Copy required configuration files to the duplicate Reflection Gateway Proxy system

You will need to copy configuration files for both the Reflection Secure Shell Proxy and the Reflection Transfer Server. These files are stored in different locations as described in the procedure.

  1. On the destination server, stop the Reflection Secure Shell Proxy and the Reflection Transfer Server services.

  2. Locate the Reflection Secure Shell Proxy configuration files. The default location is:

    C:\ProgramData\Micro Focus\RSecureServer

  3. Copy the following files to the duplicate system.

    File

    Details

    rsshd_config.xml

    The Reflection Secure Shell Proxy configuration file. The settings saved to this file include the values you have specified on the Reflection Gateway Users tab for connecting to the Gateway Administrator host name and port.

    RSITDatabase

    The Reflection Secure Shell Proxy's encrypted credential cache.

    RSITDatabase.sec

    This file contains the key required to decrypt the credential cache and is required to use the cache.

    trustedWebService.cer

    Contains the public key used to authenticate Reflection Gateway Administrator. This file is created when you click the Activate and Verify button on the Reflection Gateway Users pane.

    hostkey

    The private key of the public/private host key pair used to authenticate this server.

    hostkey.pub

    The public key of the public/private host key pair used to authenticate this server.

  4. Locate the Reflection Transfer Server configuration files. The default location is:

    C:\Program Files\Micro Focus\ReflectionGateway\TransferServer

  5. Copy the following files to the duplicate system.

    Files

    Details

    container.properties

    In the conf subfolder.

    Includes settings and password for connecting to the Gateway Administrator. If configured, it incudes settings for using a CA-signed certificate.

    trustedWebService.cer

    In the etc subfolder.

    Public key of Gateway Administrator.

    servletcontainer.cer servletcontainer.jks

    -OR-

    Your CA-signed certificate package (typically a .p12, .pfx, or .jks file)

    These files contain the certificate and private key used to authenticate the server when users make HTTPS connections to the Reflection Transfer Server.

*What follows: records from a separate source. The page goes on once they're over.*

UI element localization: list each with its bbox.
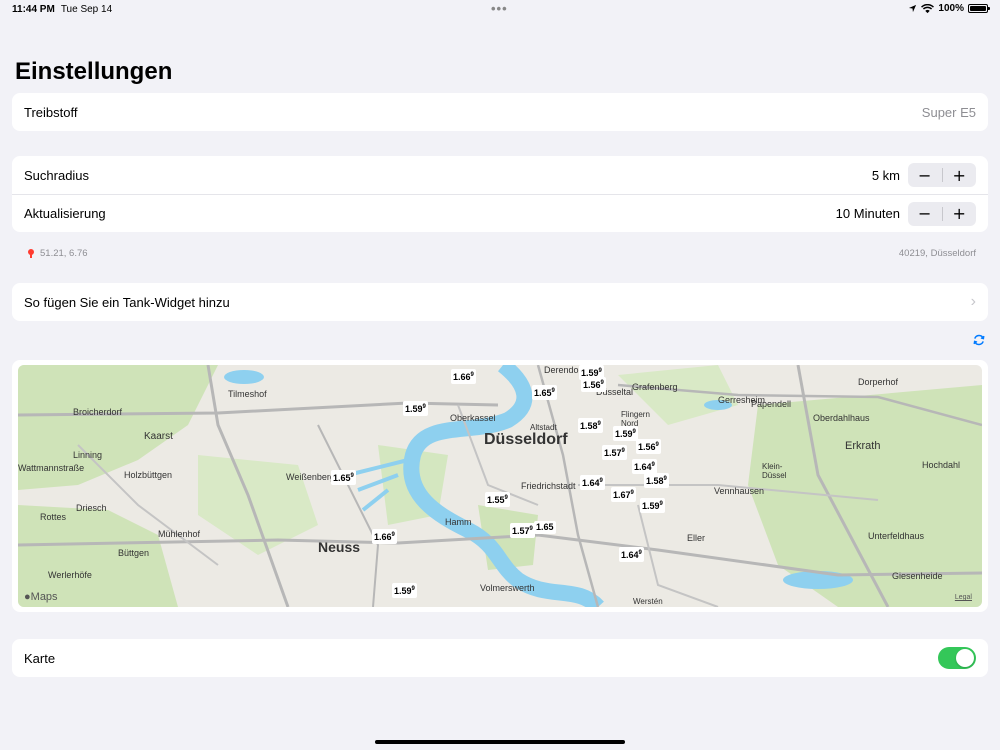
price-tag[interactable]: 1.579 [602,445,627,460]
refresh-value: 10 Minuten [835,206,900,221]
map-city-label: Grafenberg [632,382,678,392]
map-city-label: Werstén [633,597,663,606]
home-indicator[interactable] [375,740,625,744]
multitasking-dots-icon[interactable]: ••• [491,1,508,16]
price-tag[interactable]: 1.649 [580,475,605,490]
map-city-label: Giesenheide [892,571,943,581]
map-city-label: Oberkassel [450,413,496,423]
map-background [18,365,982,607]
map-legal-link[interactable]: Legal [955,594,972,601]
widget-help-label: So fügen Sie ein Tank-Widget hinzu [24,294,230,310]
map-toggle-label: Karte [24,650,56,666]
page-title: Einstellungen [15,58,173,85]
map-city-label: Büttgen [118,548,150,558]
price-tag[interactable]: 1.599 [640,498,665,513]
map-city-label: Hamm [445,517,472,527]
map-city-label: Mühlenhof [158,529,201,539]
station-map[interactable]: Düsseldorf Neuss Kaarst Erkrath Hamm Ell… [18,365,982,607]
price-tag[interactable]: 1.669 [372,529,397,544]
map-city-label: Tilmeshof [228,389,267,399]
map-city-label: Düsseldorf [484,431,568,448]
map-city-label: Eller [687,533,706,543]
map-city-label: Broicherdorf [73,407,123,417]
radius-increment-button[interactable]: + [943,163,977,187]
battery-icon [968,4,990,13]
price-tag[interactable]: 1.579 [510,523,535,538]
location-arrow-icon [909,4,917,13]
status-time: 11:44 PM Tue Sep 14 [12,4,113,15]
toggle-knob [956,649,974,667]
fuel-label: Treibstoff [24,104,78,120]
widget-help-row[interactable]: So fügen Sie ein Tank-Widget hinzu › [12,283,988,321]
map-city-label: Linning [73,450,103,460]
apple-maps-logo: ●Maps [24,591,58,603]
location-pin-icon [28,249,34,258]
chevron-right-icon: › [970,293,976,310]
refresh-decrement-button[interactable]: − [908,202,942,226]
map-city-label: Werlerhöfe [48,570,92,580]
map-city-label: Rottes [40,512,67,522]
radius-decrement-button[interactable]: − [908,163,942,187]
map-city-label: Oberdahlhaus [813,413,870,423]
map-toggle-row: Karte [12,639,988,677]
battery-percent: 100% [938,3,964,14]
radius-label: Suchradius [24,167,90,183]
radius-stepper[interactable]: − + [908,163,976,187]
map-city-label: Neuss [318,539,361,555]
price-tag[interactable]: 1.599 [392,583,417,598]
fuel-card: Treibstoff Super E5 [12,93,988,131]
price-tag[interactable]: 1.649 [619,547,644,562]
map-city-label: Erkrath [845,440,881,452]
apple-logo-icon: ● [24,591,31,603]
price-tag[interactable]: 1.669 [451,369,476,384]
map-city-label: Wattmannstraße [18,463,85,473]
price-tag[interactable]: 1.659 [532,385,557,400]
map-city-label: Holzbüttgen [124,470,173,480]
price-tag[interactable]: 1.559 [485,492,510,507]
map-city-label: Vennhausen [714,486,765,496]
map-city-label: Driesch [76,503,107,513]
map-toggle-switch[interactable] [938,647,976,669]
location-coordinates: 51.21, 6.76 [28,248,88,259]
wifi-icon [921,3,935,13]
widget-card: So fügen Sie ein Tank-Widget hinzu › [12,283,988,321]
price-tag[interactable]: 1.599 [403,401,428,416]
map-card: Düsseldorf Neuss Kaarst Erkrath Hamm Ell… [12,360,988,612]
refresh-icon[interactable] [972,333,986,347]
refresh-stepper[interactable]: − + [908,201,977,226]
price-tag[interactable]: 1.589 [644,473,669,488]
price-tag[interactable]: 1.569 [581,377,606,392]
price-tag[interactable]: 1.679 [611,487,636,502]
price-tag[interactable]: 1.569 [636,439,661,454]
price-tag[interactable]: 1.599 [613,426,638,441]
map-toggle-card: Karte [12,639,988,677]
status-icons: 100% [908,3,990,14]
price-tag[interactable]: 1.589 [578,418,603,433]
refresh-label: Aktualisierung [24,206,106,221]
map-city-label: Papendell [751,399,792,409]
map-city-label: Weißenberg [286,472,335,482]
fuel-value[interactable]: Super E5 [922,105,976,120]
price-tag[interactable]: 1.659 [331,470,356,485]
status-bar: 11:44 PM Tue Sep 14 ••• 100% [0,0,1000,20]
fuel-row[interactable]: Treibstoff Super E5 [12,93,988,131]
radius-value: 5 km [871,167,900,183]
map-city-label: Altstadt [530,423,557,432]
radius-row: Suchradius 5 km − + [12,156,988,194]
map-city-label: Volmerswerth [480,583,535,593]
map-city-label: Hochdahl [922,460,961,470]
map-city-label: Klein-Düssel [762,462,787,480]
map-city-label: Unterfeldhaus [868,531,925,541]
map-city-label: Dorperhof [858,377,899,387]
location-place: 40219, Düsseldorf [898,248,976,259]
price-tag[interactable]: 1.649 [632,459,657,474]
map-city-label: Kaarst [144,431,173,442]
status-date: Tue Sep 14 [60,4,113,15]
refresh-increment-button[interactable]: + [943,202,977,226]
search-settings-card: Suchradius 5 km − + Aktualisierung 10 Mi… [12,156,988,232]
price-tag[interactable]: 1.65 [534,521,556,534]
map-city-label: Friedrichstadt [521,481,576,491]
refresh-row: Aktualisierung 10 Minuten − + [12,194,988,232]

    • If you are using the default self-signed certificate, copy servletcontainer.cer and servletcontainer.jks located in the etc subfolder.

    • If you are using a CA-signed certificate, find the certificate package file in the location specified in the container.properties file. For example:

      servletengine.ssl.keystore=../etc/fips-compliant-cert.p12

      Copy this file to the same location on each of the other systems.

  6. Restart the Reflection Secure Shell Proxy and the Reflection Transfer Server on the duplicate system.